Austin Corbin, a railroad tycoon and banker, was responsible for the first Sheepshead Bay footbridge. "The Donald Trump of his time," according to Sheepshead Bay historian Brian Merlis, Corbin proposed a connection from his property on Manhattan Beach, where he operated the grand Manhattan Beach Hotel, to the mainland. Corbin's Manhattan Beach Company built a simple wooden drawbridge in 1880.

At the time, Sheepshead Bay and the Atlantic barrier that contains Coney Island, Brighton Beach, and Manhattan Beach made up a district of pure recreation and amusement outside New York’s urban bounds. Corbin's Manhattan Beach Railroad connected the seaside resort to Manhattan with an hour's ride. The area was filled with resort hotels, including Corbin's sprawling, opulent Manhattan Beach Hotel, the equally grand Oriental Hotel, as well a host of smaller ones. The same year the Oriental and the first footbridge were built, the mainland neighborhood of Sheepshead Bay came to life with a racetrack, and gambling became an important pastime in the area.

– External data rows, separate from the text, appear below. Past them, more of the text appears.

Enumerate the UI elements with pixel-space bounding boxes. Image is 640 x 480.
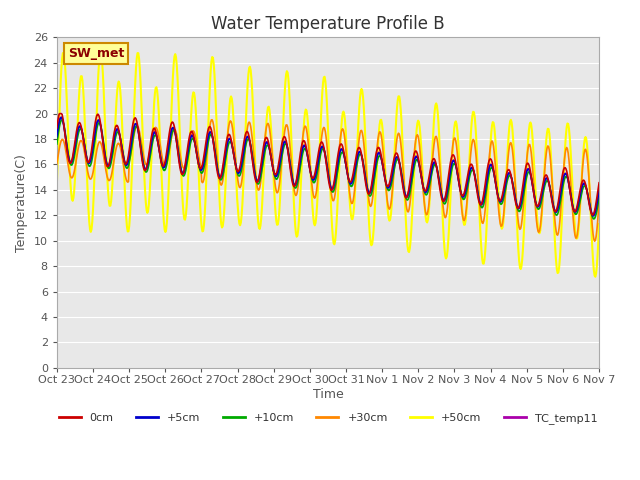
Line: +10cm: +10cm [57, 120, 599, 219]
+50cm [97, 49, 104, 55]
+30cm [595, 198, 603, 204]
TC_temp11 [63, 148, 71, 154]
+10cm [595, 194, 603, 200]
+10cm [63, 145, 71, 151]
TC_temp11 [595, 186, 603, 192]
+10cm [58, 117, 66, 123]
TC_temp11 [395, 156, 403, 162]
0cm [56, 111, 64, 117]
+50cm [203, 161, 211, 167]
+50cm [595, 221, 603, 227]
Text: SW_met: SW_met [68, 47, 124, 60]
+5cm [395, 156, 403, 162]
+50cm [591, 274, 599, 280]
+5cm [589, 213, 597, 219]
+5cm [63, 147, 71, 153]
+10cm [590, 216, 598, 222]
0cm [175, 153, 182, 158]
+50cm [120, 147, 127, 153]
+30cm [207, 117, 215, 123]
0cm [53, 125, 61, 131]
Line: +30cm: +30cm [57, 120, 599, 241]
TC_temp11 [120, 152, 127, 158]
0cm [588, 212, 596, 218]
TC_temp11 [58, 114, 65, 120]
Title: Water Temperature Profile B: Water Temperature Profile B [211, 15, 445, 33]
TC_temp11 [589, 212, 597, 217]
TC_temp11 [53, 132, 61, 138]
+5cm [120, 153, 127, 158]
Legend: 0cm, +5cm, +10cm, +30cm, +50cm, TC_temp11: 0cm, +5cm, +10cm, +30cm, +50cm, TC_temp1… [54, 408, 602, 428]
0cm [595, 180, 603, 186]
TC_temp11 [203, 140, 211, 145]
+5cm [58, 115, 65, 120]
+50cm [410, 165, 418, 171]
+50cm [175, 91, 182, 96]
TC_temp11 [175, 151, 182, 156]
+5cm [175, 150, 182, 156]
+30cm [591, 239, 598, 244]
0cm [410, 151, 418, 156]
+30cm [118, 156, 126, 161]
+5cm [595, 188, 603, 194]
Line: 0cm: 0cm [57, 114, 599, 215]
+10cm [120, 152, 127, 158]
+30cm [410, 149, 418, 155]
0cm [395, 155, 403, 161]
+10cm [410, 164, 418, 169]
0cm [120, 154, 127, 160]
Line: TC_temp11: TC_temp11 [57, 117, 599, 215]
+30cm [53, 161, 61, 167]
+10cm [53, 141, 61, 147]
+5cm [410, 158, 418, 164]
+10cm [395, 157, 403, 163]
+30cm [63, 153, 70, 159]
+5cm [203, 141, 211, 147]
0cm [63, 150, 71, 156]
+10cm [175, 148, 182, 154]
+5cm [53, 134, 61, 140]
0cm [203, 133, 211, 139]
+50cm [395, 94, 403, 99]
+30cm [395, 131, 403, 136]
+50cm [53, 182, 61, 188]
Line: +50cm: +50cm [57, 52, 599, 277]
TC_temp11 [410, 156, 418, 162]
+10cm [203, 147, 211, 153]
Line: +5cm: +5cm [57, 118, 599, 216]
X-axis label: Time: Time [312, 387, 343, 400]
+30cm [202, 159, 210, 165]
+30cm [173, 136, 181, 142]
+50cm [63, 93, 70, 99]
Y-axis label: Temperature(C): Temperature(C) [15, 154, 28, 252]
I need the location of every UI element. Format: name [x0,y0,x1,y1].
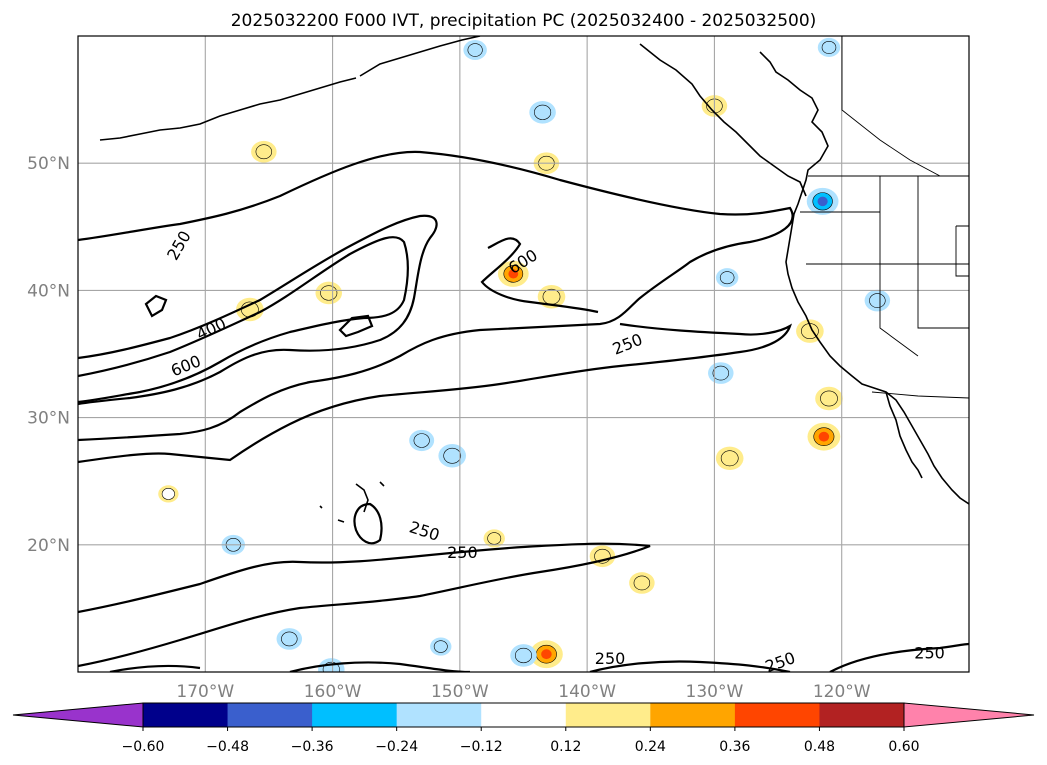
colorbar-bin [481,703,567,727]
longitude-label: 140°W [558,682,616,702]
precip-anomaly-core [467,43,483,57]
colorbar-tick-label: 0.60 [888,739,919,755]
precip-anomaly-core [320,285,338,301]
colorbar-bin [312,703,398,727]
ivt-contour-label: 250 [447,543,478,562]
precip-anomaly-core [869,293,886,308]
ivt-contour-250-small-loop-a [144,294,168,318]
precip-anomaly-core [820,390,838,407]
political-boundaries [800,36,969,399]
latitude-label: 30°N [27,409,70,429]
ivt-contour-250-subtropical [78,542,651,668]
precip-anomaly-core [413,433,430,448]
colorbar-tick-label: 0.36 [719,739,750,755]
precip-anomaly-core [161,488,175,500]
ivt-contour-label: 250 [595,649,626,668]
ivt-contour-400 [78,214,438,406]
alaska-canada-border [841,36,941,177]
precip-anomaly-core [720,450,739,467]
colorbar-extend-max [903,702,1035,728]
precip-anomaly-peak [818,431,830,442]
map-frame [77,35,970,673]
latitude-label: 50°N [27,154,70,174]
state-line-east [917,176,969,329]
colorbar-tick-label: 0.12 [550,739,581,755]
coastline [99,36,969,523]
precip-anomaly-core [542,288,561,305]
ivt-contour-250-tropical-d [109,664,201,672]
colorbar-bin [650,703,736,727]
precip-anomaly-core [719,271,735,285]
longitude-label: 150°W [431,682,489,702]
longitude-label: 160°W [304,682,362,702]
colorbar-frame [142,702,905,728]
chart-title: 2025032200 F000 IVT, precipitation PC (2… [231,11,817,31]
north-america-coastline [759,51,969,505]
colorbar-bin [396,703,482,727]
ivt-contours [78,150,969,672]
precip-anomaly-peak [541,649,552,660]
longitude-tick-labels: 170°W 160°W 150°W 140°W 130°W 120°W [176,682,870,702]
latitude-label: 40°N [27,281,70,301]
colorbar-bin [227,703,313,727]
precip-anomaly-core [821,40,837,54]
aleutian-islands [99,77,357,141]
latitude-label: 20°N [27,536,70,556]
precip-anomaly-core [633,575,651,591]
colorbar [12,702,1035,728]
precip-anomaly-core [433,640,448,653]
colorbar-tick-label: 0.24 [635,739,666,755]
alaska-south-coastline [359,36,481,77]
ivt-contour-250-tropical-b [589,660,791,672]
map-background [78,36,969,672]
ivt-contour-250-small-loop-b [338,314,374,338]
us-mexico-border [871,391,969,399]
precip-anomaly-core [443,447,462,464]
colorbar-tick-label: −0.60 [122,739,165,755]
colorbar-tick-label: −0.24 [375,739,418,755]
precip-anomaly-core [514,647,533,664]
precip-anomaly-peak [508,269,519,279]
latitude-tick-labels: 20°N 30°N 40°N 50°N [27,154,70,556]
colorbar-extend-min [12,702,144,728]
colorbar-tick-labels: −0.60 −0.48 −0.36 −0.24 −0.12 0.12 0.24 0.36 0.4… [122,727,920,755]
graticule [78,36,969,672]
precip-anomaly-core [712,365,730,381]
ivt-contour-250-outer-north [78,150,794,442]
ivt-contour-250-tropical-a [289,661,471,672]
colorbar-tick-label: 0.48 [804,739,835,755]
ivt-contour-label: 250 [914,644,945,663]
longitude-label: 120°W [813,682,871,702]
ivt-contour-250-southern-branch [78,322,792,464]
colorbar-bin [734,703,820,727]
colorbar-tick-label: −0.48 [206,739,249,755]
colorbar-tick-label: −0.36 [291,739,334,755]
ivt-contour-250-subtropical-north [353,502,383,545]
colorbar-bin [565,703,651,727]
longitude-label: 130°W [686,682,744,702]
nevada-border [879,264,919,357]
ivt-contour-600 [78,236,409,404]
colorbar-bin [819,703,905,727]
precip-anomaly-peak [817,196,828,207]
colorbar-tick-label: −0.12 [460,739,503,755]
alaska-panhandle-coastline [639,43,807,197]
precipitation-anomaly-layer [158,37,891,672]
baja-california-coastline [885,391,923,479]
longitude-label: 170°W [176,682,234,702]
montana-wyoming-boundary [955,225,969,277]
hawaii-islands [319,481,385,523]
precip-anomaly-core [534,104,552,120]
colorbar-bin [143,703,229,727]
precip-anomaly-core [281,631,298,647]
ivt-contour-250-tropical-c [829,642,969,672]
precip-anomaly-core [255,144,273,160]
ivt-contour-600-east [480,237,599,314]
precip-anomaly-core [487,532,502,545]
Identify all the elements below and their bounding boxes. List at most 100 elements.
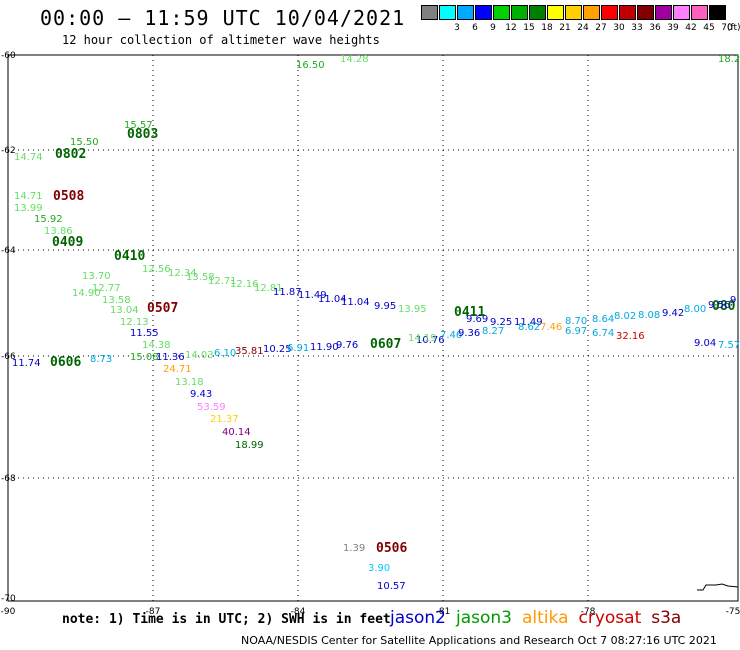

Corbin had proposed the bridge, but he changed his mind about it quickly. In 1879, he had begun to deny entry to his property to Jews, under pretenses of preserving what he characterized as an elite clientele. (New York changed its civil rights code in 1881 to make creed no more a basis for discrimination in public places than race.) After the bridge was built, Corbin found that it gave too-unrestricted access to Manhattan Beach, and sought to demolish it. But officials in the town of Gravesend (in what is now Sheepshead Bay) claimed that it was a public highway and had to be left intact. Corbin tore it down anyway. Others built it back, and a cycle of demolition and reconstruction ensued. In 1881, New York's Commission of Highways ruled that the bridge was a public highway, and the Supreme Court issued an injunction against tearing it down again. Once it was reconstructed for good, the bridge became an unquestionable landmark of the neighborhood.